Long, long ago before there were packaged turkeys waiting to be cooked for Thanksgiving — or the Thanksgiving holiday at all — Native Americans hunted their food. Mayo Elementary School first-grader Daniel Kraus learned that lesson firsthand when he laid hands on an ancient Native American arrowhead.

A day of family bonding turned up a discovery that linked Daniel, and the Kraus family, with an ancient past.

“Dan’s godparents came down, and since they don’t have Chesapeake Bay where they live, it’s a tradition that we take them to the water,” reported Daniel’s mother, Cheryl Kraus. The destination was Saunders Point Beach on the northeast face of the Edgewater peninsula.

“We were skipping rocks,” said Daniel, the six-and-a-half-year-old budding archeologist. “My dad reached down and found it. He was like ‘Whoa! This looks different,’ and didn’t skip it.”

The odd rock turned out to be an arrowhead. Later, the Kraus family found it was not just any arrowhead.

“It looked like it just washed up from the water,” said Daniel, awed by the chance of the encounter.

“Occasionally we’ll find sharks’ teeth,” Cheryl Krause said. But this was not a shark’s tooth, despite its triangular shape.

“I was stunned, really,” said Daniel’s father, Bill Kraus. “The minute I saw it, I knew it was manmade.”

The Kraus family emailed a picture of the arrowhead to state archeologist Maureen Kavanagh.

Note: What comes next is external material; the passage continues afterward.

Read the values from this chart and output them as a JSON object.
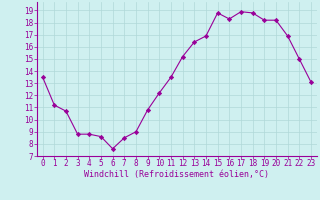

“Different styles of projectile points made through prehistoric times,” Kavanagh explained to Bay Weekly. “Short broad stems were common in the late archaic period. That’s what the Kraus family found.”

America’s archaic period lasted six thousand years, from 8000 to 2000bc. The Kraus’ stemmed arrowhead was made in the late archaic period, between 2500 to 1500bc.

So the Bay gave Daniel’s family a very old tool.

How old is that old?

“King Tut was born in 1331bc,” Bill Kraus explained, reporting facts he discovered while seeking to put the arrowhead in historical context. “So this arrowhead is at its youngest older than King Tut.”

The arrowhead’s stone taught Daniel and his family another history lesson.

The projectile point — which is what archaeologists call such things, “is made out of a stone called rhyolite that comes from a valley just west of Maryland’s Piedmont,” Kavanagh said.

Frederick County is pretty far away for people who traveled by foot.

But these ancient people got around. “Indians used rocks from local riverbeds here but would also have traded with other tribes,” said Stephanie Sperling, archeologist at Historic London Town, not far from where the Kraus family made their find.

Inspiring as the Kraus family find was, such discoveries are “fairly common,” Sperling said. Since they remain mostly unchanged and were so important to their lives, “They are the best glimpse of people from the past. An arrowhead would only be a part of their tool kit though — they had stones for drills and hammers too, just like people today.”

With such an interesting piece from the past, Daniel hosted his own show-and-tell for his class.

“Everyone thought I found the candy Airhead and was bringing that in. They were like, what?”

He quickly cleared up his classmates’ misconception. Daniel told Ms. Casey’s first-grade class that the arrowhead “made them not have to follow animals around anymore,” which tied into the theme of transportation they were learning about.

“They were really excited,” he reported.

No matter how much the Kraus family learns, they say they will still always have questions about their mysterious find.

“What’s the whole story there, like where did it come from? How many different hands has it gone through? It’s just a lot to think about,” Cheryl Kraus said.

Discovering a tiny, time-withstanding triangle of your own is tempting, but beware: All archaeological finds on public property belong to the state. Find a piece of history on your own land, and it’s finders-keepers. In any case, send a photograph and description of the location of the find to state terrestrial archeologist Charlie Hall at 410-514-7665.

“All artifacts tell a story about the past,” London Town’s Sperling says. Those are stories archeologists hope to learn.